MCPSERV.CLUB
MCP-Mirror

Mantis MCP Server

MCP Server

Connect your projects to Mantis via Model Context Protocol

Stale(65)
0stars
1views
Updated Apr 3, 2025

About

A Node.js MCP server that integrates with the Mantis Bug Tracker, offering issue, user, project queries and statistics over MCP for streamlined workflow automation.

Capabilities

Resources
Access data sources
Tools
Execute functions
Prompts
Pre-built templates
Sampling
AI model interactions

Overview of the Mantis MCP Server

The Mantis MCP Server bridges the gap between AI assistants and the Mantis Bug Tracker by exposing a rich set of tools over the Model Context Protocol (MCP). It allows an assistant such as Claude to query, analyze, and manipulate bug‑tracking data without embedding custom API logic into the client. This solves a common pain point for teams that want to automate issue triage, generate status reports, or embed bug data directly into conversational workflows.

By exposing a standard MCP interface, the server turns Mantis into a first‑class data source for any tool that understands MCP. Developers can retrieve issue lists, fetch detailed issue information, search users, list projects, and run multi‑dimensional statistics—all through a single, well‑defined protocol. The server handles authentication with an API key, manages pagination and field selection to keep responses lightweight, and automatically compresses large payloads. Robust logging and error handling mean that the assistant can surface meaningful diagnostics when something goes wrong.

Key capabilities include:

  • Issue Management – Retrieve filtered issue lists, get details by ID, and inspect assignment patterns.
  • User & Project Discovery – Query users by name or list all projects to keep assistant knowledge up‑to‑date.
  • Statistical Analysis – Generate issue and assignment statistics across dimensions such as status, priority, or handler.
  • Performance Optimizations – Select only the fields you need, paginate results, and enable automatic compression for large datasets.
  • Cross‑Platform Integration – Works on Windows, macOS, and Linux via standard MCP configurations for Cursor or other client tools.

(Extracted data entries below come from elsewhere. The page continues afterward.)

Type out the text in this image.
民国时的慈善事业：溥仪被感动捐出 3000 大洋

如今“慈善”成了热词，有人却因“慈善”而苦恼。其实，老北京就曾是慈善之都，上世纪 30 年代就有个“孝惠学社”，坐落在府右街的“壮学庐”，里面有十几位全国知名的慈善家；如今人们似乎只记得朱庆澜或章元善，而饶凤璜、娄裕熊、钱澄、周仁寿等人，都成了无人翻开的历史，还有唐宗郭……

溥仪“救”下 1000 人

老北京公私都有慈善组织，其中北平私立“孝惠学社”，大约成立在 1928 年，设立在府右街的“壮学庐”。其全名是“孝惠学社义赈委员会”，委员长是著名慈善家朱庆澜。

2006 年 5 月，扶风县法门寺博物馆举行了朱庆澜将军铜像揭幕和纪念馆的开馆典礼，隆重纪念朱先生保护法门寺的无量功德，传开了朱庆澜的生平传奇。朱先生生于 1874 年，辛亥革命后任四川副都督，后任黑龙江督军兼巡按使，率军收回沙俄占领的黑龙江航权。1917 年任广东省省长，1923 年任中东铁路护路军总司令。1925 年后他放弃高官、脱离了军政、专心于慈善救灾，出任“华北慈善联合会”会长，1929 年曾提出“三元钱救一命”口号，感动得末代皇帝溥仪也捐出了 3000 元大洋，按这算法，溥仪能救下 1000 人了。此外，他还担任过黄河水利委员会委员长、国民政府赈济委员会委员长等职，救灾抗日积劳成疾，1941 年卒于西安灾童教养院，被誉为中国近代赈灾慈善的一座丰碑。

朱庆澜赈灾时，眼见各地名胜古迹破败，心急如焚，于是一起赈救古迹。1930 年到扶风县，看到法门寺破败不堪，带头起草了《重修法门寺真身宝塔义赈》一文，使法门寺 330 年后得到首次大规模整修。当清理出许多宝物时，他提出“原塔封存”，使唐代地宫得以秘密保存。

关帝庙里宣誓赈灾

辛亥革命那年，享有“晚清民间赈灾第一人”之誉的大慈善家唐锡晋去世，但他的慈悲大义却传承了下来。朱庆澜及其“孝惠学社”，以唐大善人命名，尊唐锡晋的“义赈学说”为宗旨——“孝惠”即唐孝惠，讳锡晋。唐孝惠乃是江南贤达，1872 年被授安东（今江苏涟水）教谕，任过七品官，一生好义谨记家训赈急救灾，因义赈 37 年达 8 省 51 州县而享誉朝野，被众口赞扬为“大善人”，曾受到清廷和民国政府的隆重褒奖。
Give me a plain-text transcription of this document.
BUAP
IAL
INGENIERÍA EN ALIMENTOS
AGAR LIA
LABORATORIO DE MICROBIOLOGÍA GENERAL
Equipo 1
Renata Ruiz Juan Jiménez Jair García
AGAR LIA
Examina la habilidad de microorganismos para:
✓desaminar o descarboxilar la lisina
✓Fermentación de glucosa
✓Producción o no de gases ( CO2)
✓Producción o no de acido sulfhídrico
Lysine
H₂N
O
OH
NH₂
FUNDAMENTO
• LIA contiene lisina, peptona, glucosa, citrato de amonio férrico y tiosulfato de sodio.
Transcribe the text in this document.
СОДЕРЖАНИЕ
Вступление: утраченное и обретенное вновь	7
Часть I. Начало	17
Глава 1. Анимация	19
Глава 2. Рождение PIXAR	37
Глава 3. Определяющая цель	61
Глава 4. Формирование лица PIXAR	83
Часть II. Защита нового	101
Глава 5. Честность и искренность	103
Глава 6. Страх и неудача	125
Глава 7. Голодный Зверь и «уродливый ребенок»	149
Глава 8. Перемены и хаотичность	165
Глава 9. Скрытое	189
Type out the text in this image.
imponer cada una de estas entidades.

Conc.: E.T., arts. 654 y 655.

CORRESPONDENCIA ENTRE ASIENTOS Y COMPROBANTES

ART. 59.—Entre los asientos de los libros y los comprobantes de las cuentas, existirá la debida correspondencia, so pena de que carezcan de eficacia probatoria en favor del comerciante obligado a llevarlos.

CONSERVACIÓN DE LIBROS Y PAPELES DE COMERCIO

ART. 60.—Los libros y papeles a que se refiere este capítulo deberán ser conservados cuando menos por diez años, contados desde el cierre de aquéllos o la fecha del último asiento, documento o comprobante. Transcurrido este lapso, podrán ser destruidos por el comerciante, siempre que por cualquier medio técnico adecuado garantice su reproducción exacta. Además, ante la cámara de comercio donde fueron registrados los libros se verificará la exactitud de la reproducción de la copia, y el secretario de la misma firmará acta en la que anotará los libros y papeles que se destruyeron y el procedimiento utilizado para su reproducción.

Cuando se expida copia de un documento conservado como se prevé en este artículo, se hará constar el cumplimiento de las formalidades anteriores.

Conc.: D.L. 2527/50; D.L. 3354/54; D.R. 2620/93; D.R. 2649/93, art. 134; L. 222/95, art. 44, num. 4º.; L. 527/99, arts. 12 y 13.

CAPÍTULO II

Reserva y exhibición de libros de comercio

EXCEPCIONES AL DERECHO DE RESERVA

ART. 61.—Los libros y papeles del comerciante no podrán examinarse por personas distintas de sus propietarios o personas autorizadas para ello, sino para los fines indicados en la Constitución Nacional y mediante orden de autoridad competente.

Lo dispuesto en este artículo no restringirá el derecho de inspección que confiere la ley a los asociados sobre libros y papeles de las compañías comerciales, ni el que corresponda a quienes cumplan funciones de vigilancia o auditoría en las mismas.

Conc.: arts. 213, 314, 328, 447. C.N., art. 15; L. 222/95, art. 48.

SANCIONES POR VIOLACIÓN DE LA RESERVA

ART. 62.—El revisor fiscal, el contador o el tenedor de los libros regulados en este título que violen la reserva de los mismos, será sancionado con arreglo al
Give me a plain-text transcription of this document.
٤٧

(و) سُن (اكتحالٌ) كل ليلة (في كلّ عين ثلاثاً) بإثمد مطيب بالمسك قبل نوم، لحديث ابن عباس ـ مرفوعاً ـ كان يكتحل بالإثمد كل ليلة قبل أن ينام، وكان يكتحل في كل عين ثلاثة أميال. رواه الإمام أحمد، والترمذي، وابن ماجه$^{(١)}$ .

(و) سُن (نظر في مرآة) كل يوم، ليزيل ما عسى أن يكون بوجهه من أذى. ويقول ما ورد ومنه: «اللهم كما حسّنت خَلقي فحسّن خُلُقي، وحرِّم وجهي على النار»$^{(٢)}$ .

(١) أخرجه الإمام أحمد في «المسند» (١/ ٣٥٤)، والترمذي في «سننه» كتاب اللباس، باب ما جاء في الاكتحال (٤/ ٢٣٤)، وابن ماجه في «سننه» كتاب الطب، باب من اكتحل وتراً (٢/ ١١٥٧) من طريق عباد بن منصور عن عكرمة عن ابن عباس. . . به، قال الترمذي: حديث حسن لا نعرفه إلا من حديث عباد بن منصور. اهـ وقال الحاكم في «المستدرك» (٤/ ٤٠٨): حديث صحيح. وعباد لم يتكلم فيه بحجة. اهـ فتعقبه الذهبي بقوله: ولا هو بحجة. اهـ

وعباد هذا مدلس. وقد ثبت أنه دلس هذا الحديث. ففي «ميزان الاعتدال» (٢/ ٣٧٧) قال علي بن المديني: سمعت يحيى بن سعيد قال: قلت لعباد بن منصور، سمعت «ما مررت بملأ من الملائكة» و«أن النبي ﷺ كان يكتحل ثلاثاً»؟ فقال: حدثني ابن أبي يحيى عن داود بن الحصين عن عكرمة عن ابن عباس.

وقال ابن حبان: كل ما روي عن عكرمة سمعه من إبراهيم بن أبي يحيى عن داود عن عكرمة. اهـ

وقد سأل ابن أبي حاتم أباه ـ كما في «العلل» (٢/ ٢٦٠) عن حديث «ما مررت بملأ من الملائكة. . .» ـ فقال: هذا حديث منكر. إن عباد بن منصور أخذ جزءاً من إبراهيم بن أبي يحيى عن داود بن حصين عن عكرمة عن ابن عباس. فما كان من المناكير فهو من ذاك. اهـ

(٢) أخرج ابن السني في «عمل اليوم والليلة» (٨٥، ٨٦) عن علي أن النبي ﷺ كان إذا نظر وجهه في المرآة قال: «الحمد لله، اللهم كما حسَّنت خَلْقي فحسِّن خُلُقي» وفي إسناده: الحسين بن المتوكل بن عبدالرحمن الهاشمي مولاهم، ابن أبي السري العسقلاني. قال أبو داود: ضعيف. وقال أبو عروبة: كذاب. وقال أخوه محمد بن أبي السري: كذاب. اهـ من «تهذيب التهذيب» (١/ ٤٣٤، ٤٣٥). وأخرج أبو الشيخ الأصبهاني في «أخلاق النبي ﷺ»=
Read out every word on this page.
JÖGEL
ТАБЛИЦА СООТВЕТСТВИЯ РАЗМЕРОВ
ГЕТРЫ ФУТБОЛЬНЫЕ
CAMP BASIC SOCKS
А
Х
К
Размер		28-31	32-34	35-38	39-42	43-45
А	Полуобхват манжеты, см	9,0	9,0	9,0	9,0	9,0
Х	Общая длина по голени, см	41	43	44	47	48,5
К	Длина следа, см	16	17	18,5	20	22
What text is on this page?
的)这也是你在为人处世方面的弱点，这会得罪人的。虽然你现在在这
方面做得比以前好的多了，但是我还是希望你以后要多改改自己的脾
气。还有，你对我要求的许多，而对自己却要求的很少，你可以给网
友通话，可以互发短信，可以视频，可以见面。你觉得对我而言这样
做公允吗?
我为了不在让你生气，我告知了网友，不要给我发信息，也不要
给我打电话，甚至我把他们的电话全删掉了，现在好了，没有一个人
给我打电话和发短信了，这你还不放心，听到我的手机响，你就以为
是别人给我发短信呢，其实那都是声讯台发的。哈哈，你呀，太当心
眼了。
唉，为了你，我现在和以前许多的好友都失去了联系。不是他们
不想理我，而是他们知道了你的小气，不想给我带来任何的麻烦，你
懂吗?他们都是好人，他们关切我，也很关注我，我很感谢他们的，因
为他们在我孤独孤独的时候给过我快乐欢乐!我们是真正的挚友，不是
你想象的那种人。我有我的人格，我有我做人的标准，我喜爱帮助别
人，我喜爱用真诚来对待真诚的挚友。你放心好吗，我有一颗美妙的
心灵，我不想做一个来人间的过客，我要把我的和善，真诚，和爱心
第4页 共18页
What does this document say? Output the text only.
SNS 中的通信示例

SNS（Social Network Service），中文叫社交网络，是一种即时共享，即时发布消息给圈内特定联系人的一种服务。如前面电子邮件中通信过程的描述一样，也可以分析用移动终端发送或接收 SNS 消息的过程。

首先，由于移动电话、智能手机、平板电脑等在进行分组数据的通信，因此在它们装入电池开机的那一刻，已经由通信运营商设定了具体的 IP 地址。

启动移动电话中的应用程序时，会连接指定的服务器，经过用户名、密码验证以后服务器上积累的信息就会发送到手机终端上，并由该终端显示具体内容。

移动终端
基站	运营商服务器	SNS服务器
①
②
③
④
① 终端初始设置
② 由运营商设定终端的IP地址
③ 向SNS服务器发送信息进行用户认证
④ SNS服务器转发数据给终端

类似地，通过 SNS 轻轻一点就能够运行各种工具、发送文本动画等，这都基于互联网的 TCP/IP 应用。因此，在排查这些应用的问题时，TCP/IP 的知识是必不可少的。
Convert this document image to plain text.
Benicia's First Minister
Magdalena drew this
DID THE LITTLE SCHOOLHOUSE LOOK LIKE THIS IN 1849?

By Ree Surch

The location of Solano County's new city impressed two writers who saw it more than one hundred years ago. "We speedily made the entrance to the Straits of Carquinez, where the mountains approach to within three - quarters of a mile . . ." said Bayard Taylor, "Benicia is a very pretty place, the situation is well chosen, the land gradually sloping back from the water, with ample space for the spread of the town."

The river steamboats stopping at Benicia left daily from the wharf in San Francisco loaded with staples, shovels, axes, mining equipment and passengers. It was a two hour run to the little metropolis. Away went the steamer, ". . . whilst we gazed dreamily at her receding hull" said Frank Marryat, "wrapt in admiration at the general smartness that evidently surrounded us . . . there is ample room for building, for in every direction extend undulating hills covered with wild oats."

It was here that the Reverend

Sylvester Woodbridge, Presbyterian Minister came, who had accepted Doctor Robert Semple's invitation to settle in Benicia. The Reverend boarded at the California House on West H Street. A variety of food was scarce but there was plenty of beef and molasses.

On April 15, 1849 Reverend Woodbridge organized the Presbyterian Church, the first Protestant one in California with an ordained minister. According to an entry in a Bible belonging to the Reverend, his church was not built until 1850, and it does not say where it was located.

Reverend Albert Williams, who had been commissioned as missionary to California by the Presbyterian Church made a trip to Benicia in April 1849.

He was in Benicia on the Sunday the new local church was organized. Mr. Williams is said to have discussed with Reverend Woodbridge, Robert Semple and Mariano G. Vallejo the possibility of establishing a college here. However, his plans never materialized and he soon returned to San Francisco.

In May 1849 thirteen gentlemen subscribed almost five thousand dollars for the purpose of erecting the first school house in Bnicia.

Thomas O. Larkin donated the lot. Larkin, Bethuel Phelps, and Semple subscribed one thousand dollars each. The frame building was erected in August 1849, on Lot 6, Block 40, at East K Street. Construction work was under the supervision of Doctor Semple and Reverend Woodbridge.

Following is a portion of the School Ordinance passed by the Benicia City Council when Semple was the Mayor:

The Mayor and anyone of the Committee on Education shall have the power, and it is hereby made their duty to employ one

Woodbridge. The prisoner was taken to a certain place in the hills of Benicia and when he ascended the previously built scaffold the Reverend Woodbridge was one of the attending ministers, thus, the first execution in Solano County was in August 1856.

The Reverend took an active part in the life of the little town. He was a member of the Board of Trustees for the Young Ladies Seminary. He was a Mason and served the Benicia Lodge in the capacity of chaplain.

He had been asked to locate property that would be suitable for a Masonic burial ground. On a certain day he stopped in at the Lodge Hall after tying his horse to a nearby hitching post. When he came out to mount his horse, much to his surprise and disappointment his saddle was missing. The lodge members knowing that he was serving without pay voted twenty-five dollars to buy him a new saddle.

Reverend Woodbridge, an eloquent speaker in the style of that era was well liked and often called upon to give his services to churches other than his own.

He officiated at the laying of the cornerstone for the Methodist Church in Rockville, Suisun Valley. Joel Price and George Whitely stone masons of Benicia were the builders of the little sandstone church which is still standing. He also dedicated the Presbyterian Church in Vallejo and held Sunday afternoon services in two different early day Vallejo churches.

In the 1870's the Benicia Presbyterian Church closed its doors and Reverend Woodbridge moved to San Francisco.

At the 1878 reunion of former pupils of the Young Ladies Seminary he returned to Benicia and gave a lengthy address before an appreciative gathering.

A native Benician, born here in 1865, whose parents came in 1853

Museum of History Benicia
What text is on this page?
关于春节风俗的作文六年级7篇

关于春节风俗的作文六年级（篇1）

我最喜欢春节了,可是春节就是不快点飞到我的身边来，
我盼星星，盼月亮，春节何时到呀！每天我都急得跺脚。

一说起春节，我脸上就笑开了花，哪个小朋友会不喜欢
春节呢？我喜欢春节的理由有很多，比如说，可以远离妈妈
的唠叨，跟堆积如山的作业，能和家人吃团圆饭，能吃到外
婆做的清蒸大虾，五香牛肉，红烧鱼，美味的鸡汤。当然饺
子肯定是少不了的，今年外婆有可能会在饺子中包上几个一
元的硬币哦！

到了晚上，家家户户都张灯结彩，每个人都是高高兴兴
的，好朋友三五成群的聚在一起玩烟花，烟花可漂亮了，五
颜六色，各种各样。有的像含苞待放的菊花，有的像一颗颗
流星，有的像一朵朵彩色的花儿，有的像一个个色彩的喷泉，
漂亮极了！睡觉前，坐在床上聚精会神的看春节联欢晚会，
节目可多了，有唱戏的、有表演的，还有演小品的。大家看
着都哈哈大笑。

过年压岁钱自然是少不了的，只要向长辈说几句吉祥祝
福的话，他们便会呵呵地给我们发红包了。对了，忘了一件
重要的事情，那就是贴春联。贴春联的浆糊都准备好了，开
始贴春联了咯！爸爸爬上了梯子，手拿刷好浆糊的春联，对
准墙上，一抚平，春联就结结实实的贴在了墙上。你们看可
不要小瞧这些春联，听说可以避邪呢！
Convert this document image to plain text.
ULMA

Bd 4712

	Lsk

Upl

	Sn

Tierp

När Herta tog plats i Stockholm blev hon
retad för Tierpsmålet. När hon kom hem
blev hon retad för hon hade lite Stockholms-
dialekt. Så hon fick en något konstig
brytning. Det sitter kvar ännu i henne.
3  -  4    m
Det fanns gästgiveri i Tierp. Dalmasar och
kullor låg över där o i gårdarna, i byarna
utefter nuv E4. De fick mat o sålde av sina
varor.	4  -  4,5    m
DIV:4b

Typical use cases include:

  • Automated triage – An assistant can ask for “issues assigned to me that are overdue” and receive a concise list.
  • Progress reporting – Generate weekly status summaries or sprint burndown charts directly from Mantis data.
  • Developer onboarding – New team members can query project structures or recent bugs without leaving the chat.
  • Continuous monitoring – Combine MCP calls with other tools to trigger alerts when issue counts spike.

Integrating the server into an AI workflow is straightforward: configure the MCP client to point at the Mantis MCP Server, then invoke any of the exposed tools as part of a prompt or routine. Because the server handles all API details, developers can focus on crafting higher‑level logic and natural language interactions rather than dealing with HTTP authentication or pagination quirks. The result is a seamless, conversational bridge to Mantis that empowers teams to work more efficiently and transparently.